Among patients who underwent fractional flow reserve and in whom revascularization was deferred, patients with low coronary flow reserve were more likely to experience adverse events during 5-year follow-up than those with preserved coronary flow, according to new data.
The study included consecutive patients who underwent clinically indicated coronary angiography and FFR and coronary flow reserve measurements for at least one coronary artery at five university hospitals in the Republic of Korea.
Differences in outcomes
Of the 519 patients (737 vessels) who did not undergo revascularization, 83.4% of patients presented with stable angina and had a mean percent diameter stenosis of 38.9%, a mean FFR of 0.89 and a mean coronary flow reserve of 3.1. Less than 20% of patients (18.9%) had an FFR of 0.8 or lower and 21.6% had a coronary flow reserve of 2 or lower. There was modest agreement between FFR and coronary flow reserve (kappa = 0.08; P = .024), with 30.6% of the study population having discordant results between the two measurements.

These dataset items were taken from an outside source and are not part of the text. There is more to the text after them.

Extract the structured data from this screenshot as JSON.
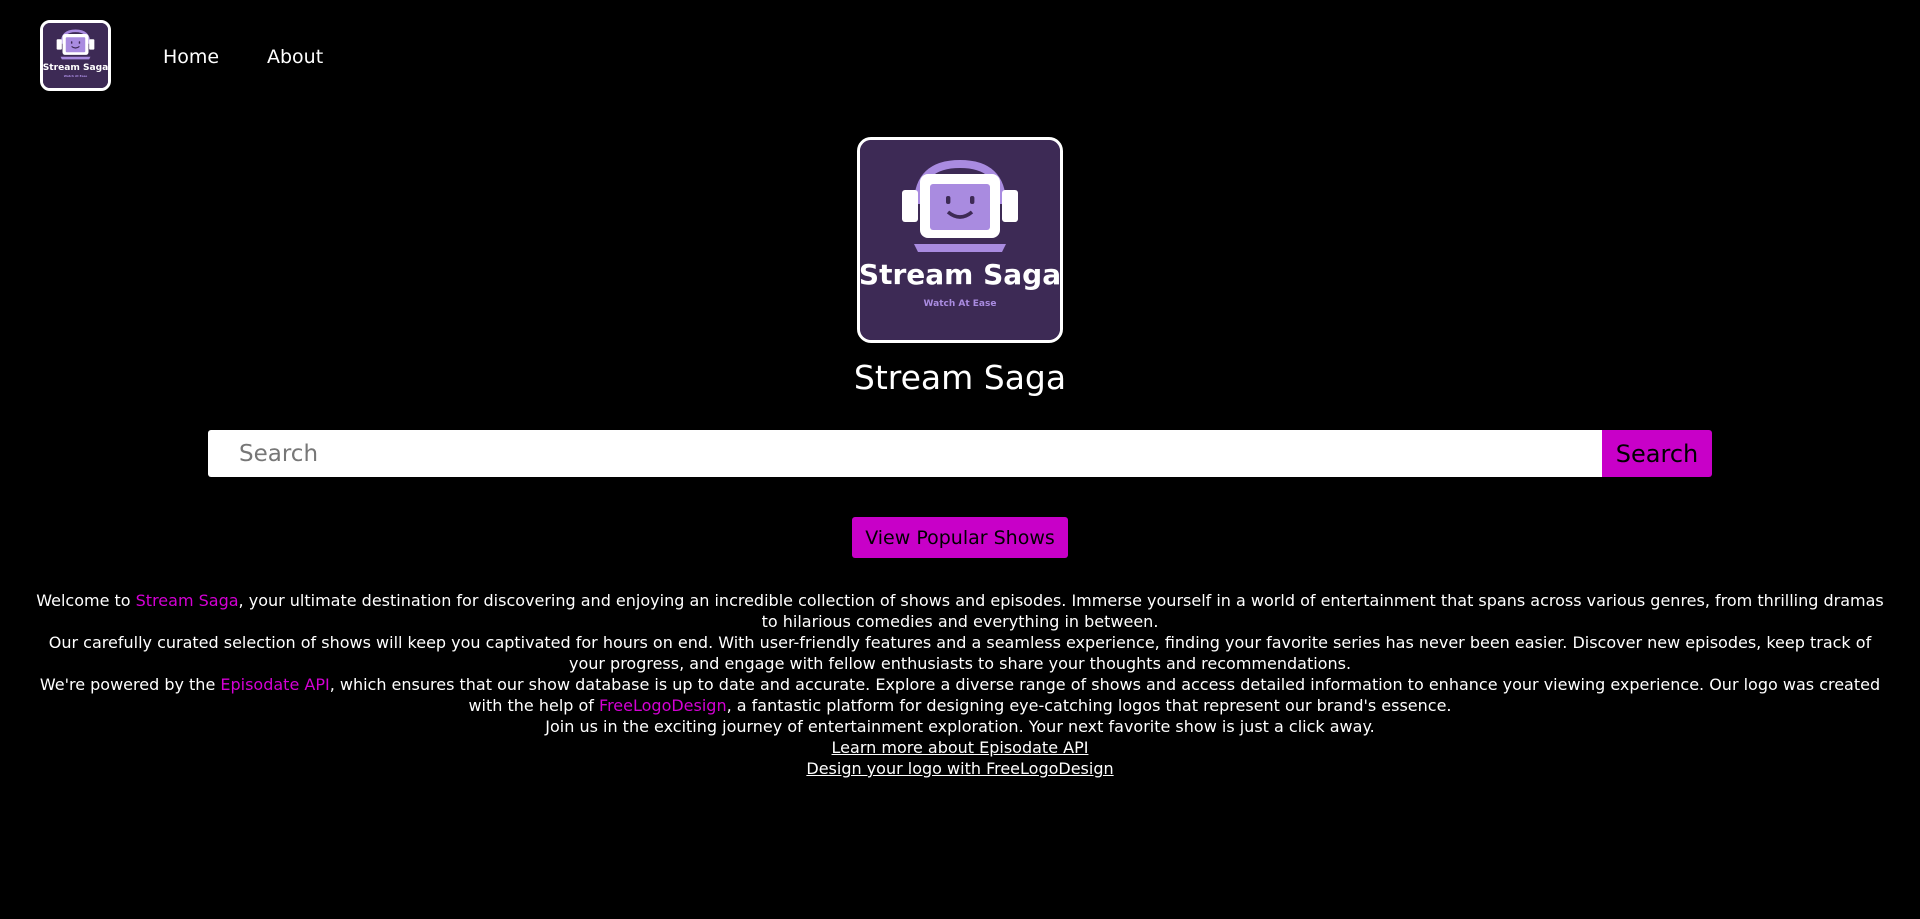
{
  "nav": {
    "logo_name": "Stream Saga",
    "logo_tagline": "Watch At Ease",
    "home_label": "Home",
    "about_label": "About"
  },
  "hero": {
    "logo_name": "Stream Saga",
    "logo_tagline": "Watch At Ease",
    "title": "Stream Saga"
  },
  "search": {
    "placeholder": "Search",
    "value": "",
    "button_label": "Search"
  },
  "popular_button_label": "View Popular Shows",
  "about": {
    "p1_prefix": "Welcome to ",
    "p1_link": "Stream Saga",
    "p1_suffix": ", your ultimate destination for discovering and enjoying an incredible collection of shows and episodes. Immerse yourself in a world of entertainment that spans across various genres, from thrilling dramas to hilarious comedies and everything in between.",
    "p2": "Our carefully curated selection of shows will keep you captivated for hours on end. With user-friendly features and a seamless experience, finding your favorite series has never been easier. Discover new episodes, keep track of your progress, and engage with fellow enthusiasts to share your thoughts and recommendations.",
    "p3_prefix": "We're powered by the ",
    "p3_link1": "Episodate API",
    "p3_middle": ", which ensures that our show database is up to date and accurate. Explore a diverse range of shows and access detailed information to enhance your viewing experience. Our logo was created with the help of ",
    "p3_link2": "FreeLogoDesign",
    "p3_suffix": ", a fantastic platform for designing eye-catching logos that represent our brand's essence.",
    "p4": "Join us in the exciting journey of entertainment exploration. Your next favorite show is just a click away.",
    "link_episodate": "Learn more about Episodate API",
    "link_freelogo": "Design your logo with FreeLogoDesign"
  },
  "colors": {
    "background": "#000000",
    "accent": "#c800c8",
    "logo_bg": "#3d2a55",
    "logo_purple": "#a98be0"
  }
}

During 5-year follow-up, patients with low FFR had increased risk for the vessel-oriented composite outcome — vessel-related cardiac death, vessel-specific MI and vessel-specific revascularization — compared with those with high FFR (12.2% vs. 4.5%; HR = 2.774; 95% CI, 1.37-5.616). Patients with low coronary flow reserve vs. high coronary flow reserve also had a threefold higher risk for the vessel-oriented composite outcome (11.2% vs. 3.7%; HR = 3.171; 95% CI, 1.664-6.042).
In a subgroup of patients with high FFR, low coronary flow reserve was identified as an independent predictor for the vessel-oriented composite outcome (HR = 4.999; 95% CI, 2.104-11.879), according to the data.

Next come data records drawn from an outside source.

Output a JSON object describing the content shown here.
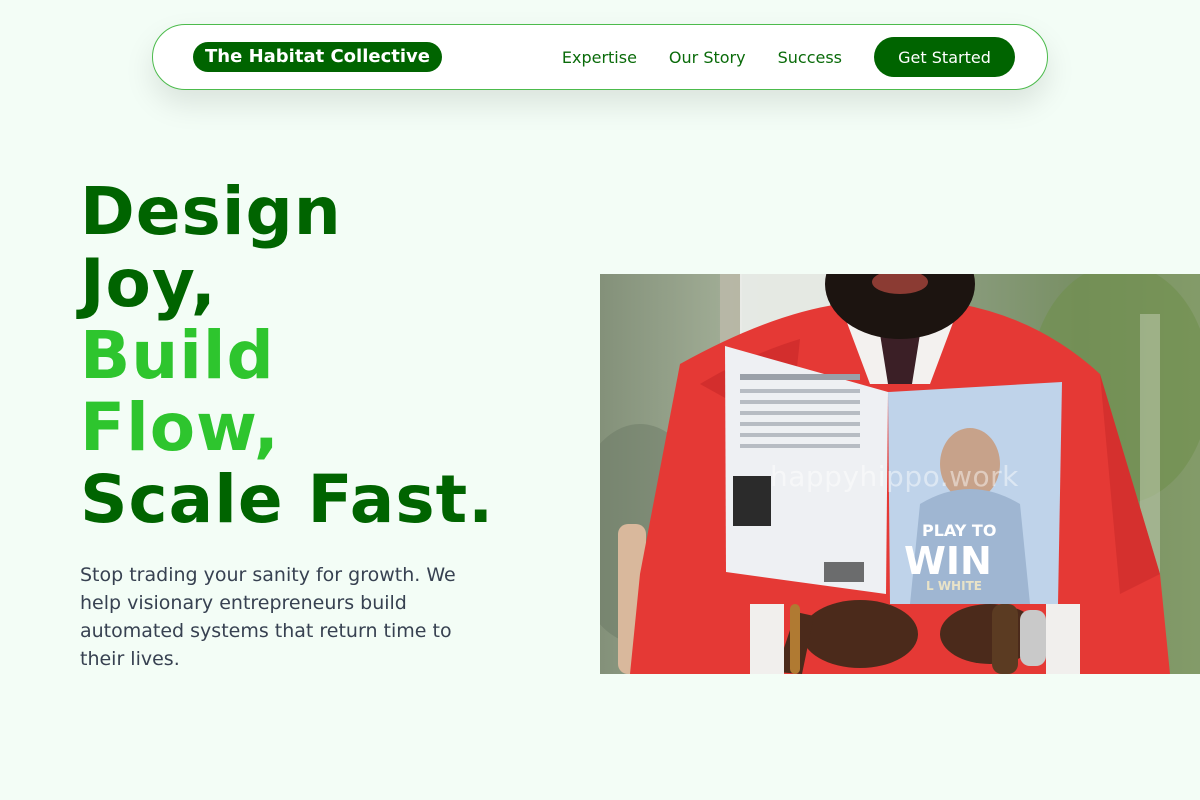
{
  "brand": {
    "name": "The Habitat Collective"
  },
  "nav": {
    "links": [
      "Expertise",
      "Our Story",
      "Success"
    ],
    "cta_label": "Get Started"
  },
  "hero": {
    "headline": {
      "line1": "Design",
      "line2": "Joy,",
      "line3": "Build",
      "line4": "Flow,",
      "line5": "Scale Fast."
    },
    "subtext": "Stop trading your sanity for growth. We help visionary entrepreneurs build automated systems that return time to their lives.",
    "image": {
      "watermark": "happyhippo.work",
      "book_title_top": "PLAY TO",
      "book_title_main": "WIN",
      "book_author": "L WHITE"
    }
  },
  "colors": {
    "brand_dark": "#006400",
    "brand_light": "#2ec52e",
    "background": "#f3fdf6",
    "jacket_red": "#e53935"
  }
}
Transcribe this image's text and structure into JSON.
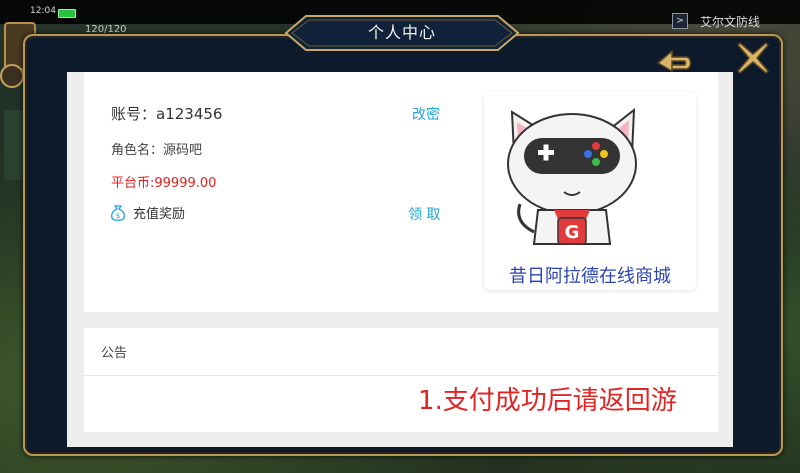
{
  "status_bar": {
    "time": "12:04",
    "stamina": "120/120",
    "region_toggle": ">",
    "region_name": "艾尔文防线"
  },
  "dialog": {
    "title": "个人中心",
    "back_icon": "back-arrow-icon",
    "close_icon": "close-x-icon"
  },
  "account": {
    "account_label": "账号：",
    "account_value": "a123456",
    "change_password": "改密",
    "role_label": "角色名：",
    "role_value": "源码吧",
    "coins_label": "平台币:",
    "coins_value": "99999.00",
    "reward_icon": "money-bag-icon",
    "reward_label": "充值奖励",
    "claim_label": "领 取"
  },
  "shop": {
    "name": "昔日阿拉德在线商城",
    "logo_letter": "G"
  },
  "notice": {
    "title": "公告",
    "text": "1.支付成功后请返回游"
  },
  "colors": {
    "link": "#1fa6d6",
    "coins": "#e02020",
    "shop_name": "#2b44b0",
    "notice_text": "#e12424",
    "frame_gold": "#b8975a",
    "frame_bg": "#0d1a2c"
  }
}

Furthermore, in a four-group classification according to both FFR and coronary flow reserve, patients with low FFR and low coronary flow reserve had the highest risk for the vessel-oriented composite outcome (17.9%; overall P < .001) compared with the other groups.
The researchers noted that the per-patient analysis for the patient-oriented composite outcome — all-cause mortality, any MI and any revascularization — showed similar results.
“Integration of CFR into a prediction model with FFR improved the discrimination ability for the occurrence of clinical events,” the researchers wrote. “These results support the value of CFR in patients who undergo FFR measurement.”
In an accompanying editorial, Javier Escaned, MD, PhD, and Hernán Mejía-Rentería, MD, from the Hospital Clinico San Carlos IDISSC and Universidad Complutense in Madrid, wrote that the combined analysis of FFR and coronary flow reserve proved interesting, as it shed light on both patients with concordance and discordance in FFR and coronary flow reserve.
However, Escaned and Mejía-Rentería also pointed out that use of additional methodological approaches, such as calculating coronary flow capacity and microcirculatory resistance, could have strengthened the results.
“Yet, the evidence gathered in this study supports the value of CFR in obtaining a more comprehensive assessment of patients with ischemic heart disease and the need for simpler and more accurate tools to measure intracoronary flow,” they wrote. “For the time being, what we have learned from our Korean colleagues is that in the iFR/FFR era, CFR is too valuable an index to be neglected in the catheterization laboratory.” – by Melissa Foster
Disclosure: Please see the study for a full list of the authors’ relevant financial disclosures. Escaned and Mejía-Rentería report no relevant financial disclosures.